I bought some wire connectors and laid out the track. I used a PVC pipe to hold the wire. I am using solid 14 gage. Easy, since I have a roll from a yard sale. 








Track Inspector


----------



## sjm9911

You need signs up to keep the frogs off the tracks. Maybe even a bridge for the environmentalists.


----------



## tjcruiser

I LOVE the track inspector!

A Union guy ?!?


----------



## T-Man

He works for bugs. 

For the stretch, I added independent lighting. Since power is lost at each end I decided to go with a 9 volt system. This will help if I need to add any electronics later. So A nine voot battery, a 330 ohm resistor and a white LED. Simple. Easily removable with RTV in case the switch to the manufacturer's kit is necessary.





A switch was added too. Epoxied in. Each end is separate and has it's own battery. That way I don't need connecting wires when setting the train up on the track.


----------



## T-Man

*Update*

I recently settles with the owner, who is delighted.

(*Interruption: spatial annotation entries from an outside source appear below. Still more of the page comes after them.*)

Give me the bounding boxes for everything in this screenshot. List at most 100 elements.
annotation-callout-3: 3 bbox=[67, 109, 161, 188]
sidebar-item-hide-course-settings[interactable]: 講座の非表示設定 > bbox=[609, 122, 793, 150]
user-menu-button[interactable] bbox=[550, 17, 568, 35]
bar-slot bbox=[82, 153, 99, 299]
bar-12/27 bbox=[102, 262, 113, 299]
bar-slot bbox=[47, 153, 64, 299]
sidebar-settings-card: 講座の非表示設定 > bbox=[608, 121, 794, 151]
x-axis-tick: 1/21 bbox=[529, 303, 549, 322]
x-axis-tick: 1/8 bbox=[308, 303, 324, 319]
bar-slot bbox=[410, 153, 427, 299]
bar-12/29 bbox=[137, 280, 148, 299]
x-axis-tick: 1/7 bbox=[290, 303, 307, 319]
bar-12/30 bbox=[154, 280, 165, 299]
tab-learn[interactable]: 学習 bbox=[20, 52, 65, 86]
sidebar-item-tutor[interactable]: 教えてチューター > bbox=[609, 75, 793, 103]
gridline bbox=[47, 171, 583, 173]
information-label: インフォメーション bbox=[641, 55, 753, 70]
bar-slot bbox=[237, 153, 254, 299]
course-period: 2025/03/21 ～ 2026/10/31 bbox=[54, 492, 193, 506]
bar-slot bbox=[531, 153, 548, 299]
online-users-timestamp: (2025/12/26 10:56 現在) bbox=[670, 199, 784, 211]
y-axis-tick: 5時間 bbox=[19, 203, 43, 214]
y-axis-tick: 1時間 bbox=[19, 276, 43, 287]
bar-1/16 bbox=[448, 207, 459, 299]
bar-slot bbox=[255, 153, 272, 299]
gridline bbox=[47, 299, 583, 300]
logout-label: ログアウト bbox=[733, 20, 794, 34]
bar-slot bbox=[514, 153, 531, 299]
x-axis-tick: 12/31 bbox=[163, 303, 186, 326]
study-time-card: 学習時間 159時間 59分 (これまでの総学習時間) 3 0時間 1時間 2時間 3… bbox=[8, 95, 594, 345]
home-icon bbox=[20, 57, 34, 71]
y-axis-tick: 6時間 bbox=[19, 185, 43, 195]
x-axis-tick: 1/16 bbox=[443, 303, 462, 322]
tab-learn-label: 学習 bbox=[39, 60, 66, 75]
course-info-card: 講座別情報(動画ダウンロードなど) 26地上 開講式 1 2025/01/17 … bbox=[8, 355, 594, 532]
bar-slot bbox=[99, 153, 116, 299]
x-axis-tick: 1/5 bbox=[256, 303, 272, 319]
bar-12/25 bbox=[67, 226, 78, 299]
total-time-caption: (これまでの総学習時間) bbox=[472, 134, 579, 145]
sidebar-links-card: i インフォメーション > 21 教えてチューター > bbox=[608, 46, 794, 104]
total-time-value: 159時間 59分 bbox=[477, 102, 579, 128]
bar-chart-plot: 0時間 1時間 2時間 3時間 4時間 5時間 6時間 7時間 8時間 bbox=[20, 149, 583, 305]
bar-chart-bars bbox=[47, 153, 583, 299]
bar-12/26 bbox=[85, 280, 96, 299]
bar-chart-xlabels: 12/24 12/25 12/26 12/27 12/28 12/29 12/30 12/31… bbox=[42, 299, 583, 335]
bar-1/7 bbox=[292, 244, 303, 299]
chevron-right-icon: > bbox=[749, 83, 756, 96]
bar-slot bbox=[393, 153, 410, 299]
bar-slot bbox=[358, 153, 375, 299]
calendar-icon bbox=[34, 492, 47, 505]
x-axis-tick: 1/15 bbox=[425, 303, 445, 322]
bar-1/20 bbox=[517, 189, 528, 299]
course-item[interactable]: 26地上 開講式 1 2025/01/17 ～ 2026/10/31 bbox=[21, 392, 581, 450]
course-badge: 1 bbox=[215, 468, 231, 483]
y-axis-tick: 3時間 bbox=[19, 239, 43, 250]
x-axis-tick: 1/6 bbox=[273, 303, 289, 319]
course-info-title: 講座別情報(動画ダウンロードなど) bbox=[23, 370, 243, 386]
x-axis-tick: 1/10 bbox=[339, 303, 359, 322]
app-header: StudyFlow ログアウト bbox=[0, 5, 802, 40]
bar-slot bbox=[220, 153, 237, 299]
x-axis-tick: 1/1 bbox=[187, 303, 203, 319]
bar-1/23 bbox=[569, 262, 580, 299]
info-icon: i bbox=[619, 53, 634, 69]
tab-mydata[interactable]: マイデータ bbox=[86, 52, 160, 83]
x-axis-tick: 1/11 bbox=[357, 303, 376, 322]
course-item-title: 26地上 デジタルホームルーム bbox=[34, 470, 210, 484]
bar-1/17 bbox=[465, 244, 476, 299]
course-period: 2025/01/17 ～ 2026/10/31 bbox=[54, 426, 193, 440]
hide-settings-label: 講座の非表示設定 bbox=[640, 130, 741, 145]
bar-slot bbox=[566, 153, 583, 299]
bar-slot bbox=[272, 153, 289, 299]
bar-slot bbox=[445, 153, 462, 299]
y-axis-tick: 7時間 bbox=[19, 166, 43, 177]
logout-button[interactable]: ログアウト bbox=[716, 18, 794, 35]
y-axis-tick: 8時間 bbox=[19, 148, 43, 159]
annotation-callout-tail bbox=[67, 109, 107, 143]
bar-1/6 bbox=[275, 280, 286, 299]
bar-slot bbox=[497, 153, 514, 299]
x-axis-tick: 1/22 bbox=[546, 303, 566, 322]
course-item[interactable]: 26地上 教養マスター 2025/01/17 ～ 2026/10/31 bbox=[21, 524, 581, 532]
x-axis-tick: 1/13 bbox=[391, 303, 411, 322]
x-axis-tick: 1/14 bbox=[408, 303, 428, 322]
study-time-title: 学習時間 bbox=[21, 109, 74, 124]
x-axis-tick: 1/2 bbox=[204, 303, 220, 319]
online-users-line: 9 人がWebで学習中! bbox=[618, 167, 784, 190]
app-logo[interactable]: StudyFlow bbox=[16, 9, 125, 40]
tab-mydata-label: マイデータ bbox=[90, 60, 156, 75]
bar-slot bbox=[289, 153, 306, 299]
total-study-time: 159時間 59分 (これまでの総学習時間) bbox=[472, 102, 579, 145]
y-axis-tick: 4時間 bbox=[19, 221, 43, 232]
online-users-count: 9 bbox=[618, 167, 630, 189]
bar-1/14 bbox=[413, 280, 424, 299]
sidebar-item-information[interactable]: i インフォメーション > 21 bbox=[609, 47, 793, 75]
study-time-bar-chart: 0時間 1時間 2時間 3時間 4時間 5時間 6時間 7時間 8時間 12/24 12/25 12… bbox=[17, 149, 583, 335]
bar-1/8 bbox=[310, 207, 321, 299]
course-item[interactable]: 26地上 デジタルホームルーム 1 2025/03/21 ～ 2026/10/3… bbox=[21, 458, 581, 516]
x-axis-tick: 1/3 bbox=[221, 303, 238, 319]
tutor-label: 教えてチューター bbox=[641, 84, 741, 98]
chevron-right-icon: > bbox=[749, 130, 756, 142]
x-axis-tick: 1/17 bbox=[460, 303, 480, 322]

Sorry I didn't grab a movie but that will come in the fall when it goes on display AT the Festival of Trees. So stay tuned. 
Things to keep in mind.
Warm up time. This never starts right on the first try. It is as if the circuit needs a little warm up. 

To reduce error I reduced the time for braking and starting. I used the diodes at the end for the complete stop.

The middle section blue present two problems. The train had to be slow enough for the detection system to work which meant that there had to be enough track. The two small sections were not enough so I added a four footer which worked so between 60 and 80 on the throttle the timing was good.

With the four footer in the center I was short on the brown side. A one footer was enough to run the two engines but to run all three at least three one foot sections have to be on the brown end. So 24 feet was the shortest operating distance. Running just the two engines.

I did discover that Port Line Hobby carries Dallee Electronics. 
Another happy ending.


----------



## gunrunnerjohn

That's great, glad it all worked out.


----------